Opposite you is the 4* Minto shopping centre that was reopened in 2015. It’s one of the most up-to-date shopping centres in the Lower Rhine region, and it covers an area of about 42,000 m2 featuring restaurants and cafes as well as a successful mix of fashion, multimedia and service outlets on four floors. The Minto is a good place to unwind and enjoy all the experiences that it offers in the middle of Mönchengladbach.

When you’re feeling ready, set off again and go along Viersener Straße to the water tower which was built in 1909 by Mönchengladbach’s municipal architect, Otto Greißand, and which has a cornice sculpture depicting the former mayor, Hermann Piecq, together with his family.
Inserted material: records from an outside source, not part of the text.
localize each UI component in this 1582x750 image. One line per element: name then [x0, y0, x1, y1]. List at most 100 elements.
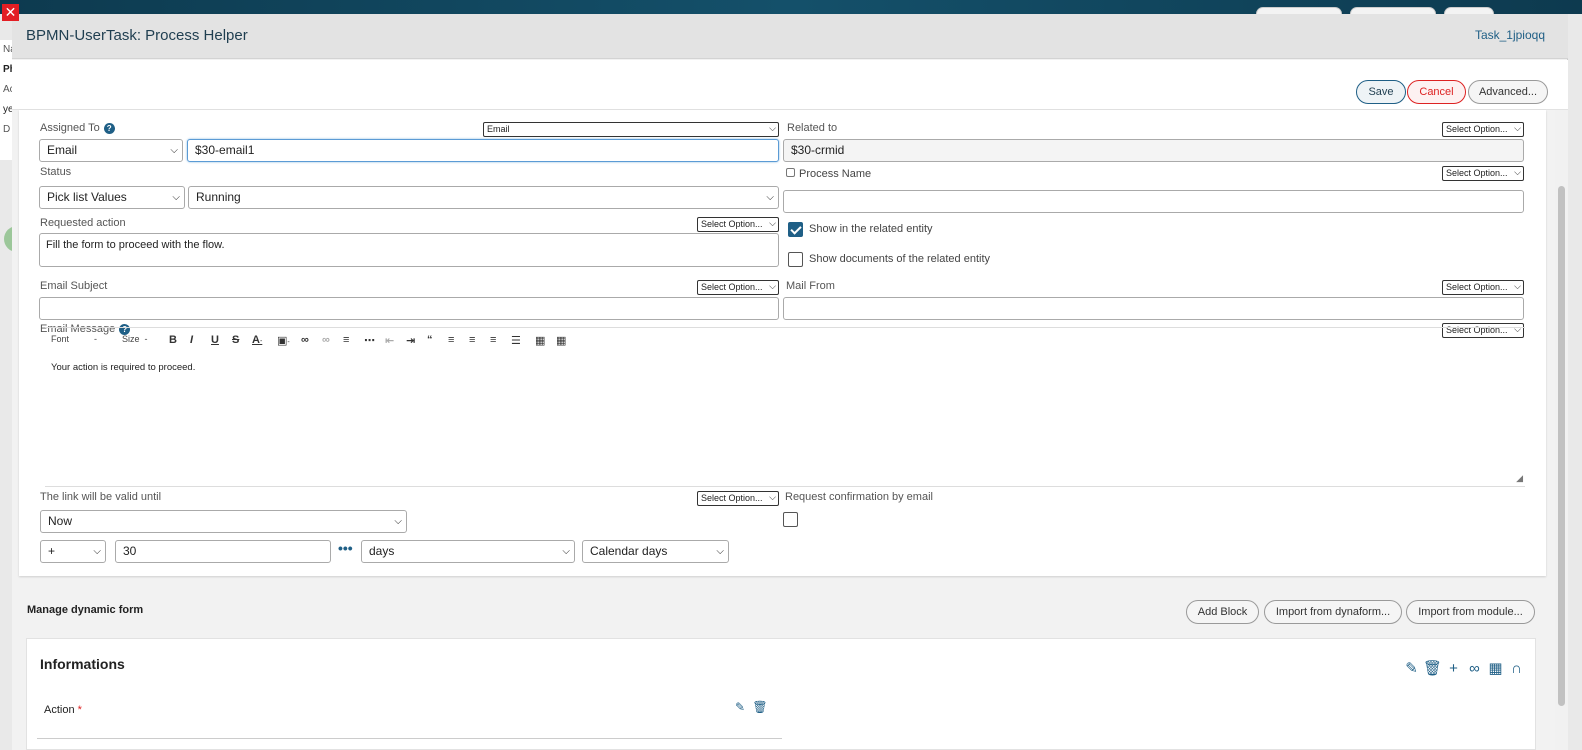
show-in-related-checkbox[interactable]	[788, 222, 803, 237]
block-actions: ✎ 🗑 + ∞ ▦ ∩	[1401, 659, 1527, 677]
underline-icon[interactable]: U	[211, 334, 219, 346]
dialog-scrollbar[interactable]	[1555, 110, 1568, 750]
dynamic-form-title: Manage dynamic form	[27, 604, 144, 616]
status-source-select[interactable]: Pick list Values ⌵	[39, 186, 185, 209]
align-right-icon[interactable]: ≡	[490, 334, 496, 346]
assigned-to-mode-select[interactable]: Email ⌵	[483, 122, 779, 137]
chevron-down-icon: ⌵	[1514, 167, 1521, 177]
assigned-to-input[interactable]: $30-email1	[187, 139, 779, 162]
chevron-down-icon: ⌵	[769, 123, 776, 133]
text-color-icon[interactable]: A-	[252, 334, 262, 346]
chevron-down-icon: ⌵	[170, 145, 178, 156]
process-helper-dialog: BPMN-UserTask: Process Helper Task_1jpio…	[12, 14, 1568, 750]
align-center-icon[interactable]: ≡	[469, 334, 475, 346]
numbered-list-icon[interactable]: ≡	[343, 334, 349, 346]
close-icon[interactable]: ✕	[2, 4, 19, 21]
status-value-select[interactable]: Running ⌵	[188, 186, 779, 209]
unlink-icon[interactable]: ∞	[322, 334, 330, 346]
process-name-option-select[interactable]: Select Option... ⌵	[1442, 166, 1524, 181]
requested-action-label: Requested action	[40, 217, 126, 229]
edit-icon[interactable]: ✎	[730, 700, 750, 714]
related-to-input[interactable]: $30-crmid	[783, 139, 1524, 162]
import-dynaform-button[interactable]: Import from dynaform...	[1264, 600, 1402, 624]
indent-icon[interactable]: ⇥	[406, 334, 415, 347]
chevron-down-icon: ⌵	[769, 492, 776, 502]
status-label: Status	[40, 166, 72, 178]
size-dropdown[interactable]: Size -	[122, 334, 148, 344]
add-icon[interactable]: +	[1443, 660, 1464, 677]
chevron-down-icon: ⌵	[394, 516, 402, 527]
image-icon[interactable]: ▦	[535, 334, 545, 347]
italic-icon[interactable]: I	[190, 334, 193, 346]
request-confirmation-checkbox[interactable]	[783, 512, 798, 527]
requested-action-option-select[interactable]: Select Option... ⌵	[697, 217, 779, 232]
dialog-header: BPMN-UserTask: Process Helper Task_1jpio…	[12, 14, 1568, 59]
link-valid-option-select[interactable]: Select Option... ⌵	[697, 491, 779, 506]
mail-from-label: Mail From	[786, 280, 835, 292]
link-icon[interactable]: ∞	[301, 334, 309, 346]
form-field-row: Action * ✎ 🗑	[37, 687, 782, 739]
link-valid-amount-input[interactable]: 30	[115, 540, 331, 563]
dialog-action-bar: Save Cancel Advanced...	[12, 60, 1568, 110]
link-valid-calendar-select[interactable]: Calendar days ⌵	[582, 540, 729, 563]
more-options-icon[interactable]: •••	[338, 540, 353, 556]
align-left-icon[interactable]: ≡	[448, 334, 454, 346]
email-message-body: Your action is required to proceed.	[51, 362, 196, 373]
advanced-button[interactable]: Advanced...	[1468, 80, 1548, 104]
help-icon[interactable]: ?	[103, 122, 115, 134]
add-block-button[interactable]: Add Block	[1186, 600, 1259, 624]
form-block-card: Informations ✎ 🗑 + ∞ ▦ ∩ Action * ✎ 🗑	[26, 638, 1536, 750]
chevron-down-icon: ⌵	[1514, 123, 1521, 133]
request-confirmation-label: Request confirmation by email	[785, 491, 933, 503]
trash-icon[interactable]: 🗑	[1422, 659, 1443, 677]
headset-icon[interactable]: ∩	[1506, 660, 1527, 677]
process-name-label: Process Name	[799, 168, 872, 180]
assigned-to-type-select[interactable]: Email ⌵	[39, 139, 183, 162]
save-button[interactable]: Save	[1356, 80, 1406, 104]
chevron-down-icon: ⌵	[769, 218, 776, 228]
mail-from-option-select[interactable]: Select Option... ⌵	[1442, 280, 1524, 295]
link-icon[interactable]: ∞	[1464, 660, 1485, 677]
email-subject-input[interactable]	[39, 297, 779, 320]
chevron-down-icon: ⌵	[172, 192, 180, 203]
cancel-button[interactable]: Cancel	[1407, 80, 1466, 104]
chevron-down-icon: ⌵	[769, 281, 776, 291]
font-dropdown[interactable]: Font -	[51, 334, 97, 344]
scrollbar-thumb[interactable]	[1558, 186, 1565, 706]
rich-text-toolbar: Font - Size - B I U S A- ▣- ∞ ∞ ≡ ⋯ ⇤ ⇥ …	[45, 327, 1525, 353]
dialog-title: BPMN-UserTask: Process Helper	[26, 27, 248, 44]
link-valid-base-select[interactable]: Now ⌵	[40, 510, 407, 533]
requested-action-textarea[interactable]: Fill the form to proceed with the flow.	[39, 233, 779, 267]
show-documents-checkbox[interactable]	[788, 252, 803, 267]
edit-icon[interactable]: ✎	[1401, 659, 1422, 677]
mail-from-input[interactable]	[783, 297, 1524, 320]
link-valid-unit-select[interactable]: days ⌵	[361, 540, 575, 563]
trash-icon[interactable]: 🗑	[750, 700, 770, 714]
assigned-to-label: Assigned To?	[40, 122, 115, 134]
table-icon[interactable]: ▦	[556, 334, 566, 347]
block-title: Informations	[40, 656, 125, 672]
bold-icon[interactable]: B	[169, 334, 177, 346]
table-icon[interactable]: ▦	[1485, 659, 1506, 677]
process-name-input[interactable]	[783, 190, 1524, 213]
app-top-bar	[0, 0, 1582, 21]
email-subject-option-select[interactable]: Select Option... ⌵	[697, 280, 779, 295]
justify-icon[interactable]: ☰	[511, 334, 521, 347]
task-id-link[interactable]: Task_1jpioqq	[1475, 28, 1545, 42]
email-message-editor[interactable]: Your action is required to proceed. ◢	[45, 353, 1525, 487]
show-documents-label: Show documents of the related entity	[809, 253, 990, 265]
import-module-button[interactable]: Import from module...	[1406, 600, 1535, 624]
outdent-icon[interactable]: ⇤	[385, 334, 394, 347]
chevron-down-icon: ⌵	[93, 546, 101, 557]
resize-handle-icon[interactable]: ◢	[1516, 473, 1523, 484]
chevron-down-icon: ⌵	[562, 546, 570, 557]
background-color-icon[interactable]: ▣-	[277, 334, 290, 347]
strikethrough-icon[interactable]: S	[232, 334, 239, 346]
blockquote-icon[interactable]: “	[427, 334, 433, 346]
related-to-option-select[interactable]: Select Option... ⌵	[1442, 122, 1524, 137]
process-name-checkbox[interactable]	[786, 168, 795, 177]
email-subject-label: Email Subject	[40, 280, 108, 292]
link-valid-label: The link will be valid until	[40, 491, 162, 503]
link-valid-operator-select[interactable]: + ⌵	[40, 540, 106, 563]
bulleted-list-icon[interactable]: ⋯	[364, 334, 375, 347]
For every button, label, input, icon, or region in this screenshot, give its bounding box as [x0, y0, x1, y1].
There are free tours at 10, 11 and 12 o’clock in the morning on the 1st Saturday of each month from March through to August.  To get to the next stop on the tour, you have to go down Hagelkreuzstraße. Visit the 30-hectare Bunter Garten and Botanical Garden which is called the green lung of the city and is located behind the Kaiser-Friedrich-Halle. It’s subdivided into a Botanical Garden with a rock garden, a herb garden and an apothecary’s garden as well as a sensory (scent and touch) garden for blind people, and also an aviary which contains over 200 indigenous and non-native birds, and it’s situated opposite St. Barbara church. The mild Atlantic climate in Mönchengladbach as well as a favourable local micro-climate means that plants flourish here which are only rarely found so far north
Bunter Garten

#Day 2 
On the road in Mönchengladbach
by bike or car

We recommend using a bike to get around on the second day. The day starts with a hearty breakfast in a cafe in the marketplace at Rheydt. Ride gently along the Bruckner Allee cycle route past Hugo-Junkers-Park, the conservation-status baroque Maria Lenssen vocational college, and the Fischerturm tower. Then carry on to the Blauhaus, an innovations project run by the Textile Academy of the Niederrhein University of Applied Sciences –which is the next set of buildings that you pass. It’s an important scientific site with 15,000 students and 10 faculties. Then continue past historic buildings to the parish church of St. Josef. Now you turn right along Hofstraße.

After the level crossing on the right-hand side you’ll see the Monforts Quartier industrial estate including the  TextilTechnikum museum. This is where you can discover how the textile industry developed from the first processing of flax through to the production of modern fabrics. Then carry on towards Bungtwald and the  Volksgarten. This is an amenity area with the Bungtbach stream flowing through it as well as a lake, an open-air swimming pool, and a number of ancient trees.
Now it’s not far to  Schloss Rheydt which is a Renaissance moated castle in the Lower Rhine region. Otto von Bylandt had the castle built between 1558 and 1591. Visit the museum or go to see one of the events that are held in the grounds. In the restaurant you can have a bite to eat before setting out on the next stage. Now cycle gently along Niersgrünzug, a strip of countryside running alongside the River Nier, and carry on through Zoppenbroicher Park towards Odenkirchen.

 

As you ride along the Beller Mühle greenway a detour to Tiergarten Odenkirchen which has a play area and over 500 species of animals is a good idea, especially if you’re with children. Carry on following the Niers river until you come to the grounds of Wickrath castle. From here there are two different ways to get back the ‘bike station’. The first and shortest route is via Reststrauch Straße which becomes Wickrather Straße later on.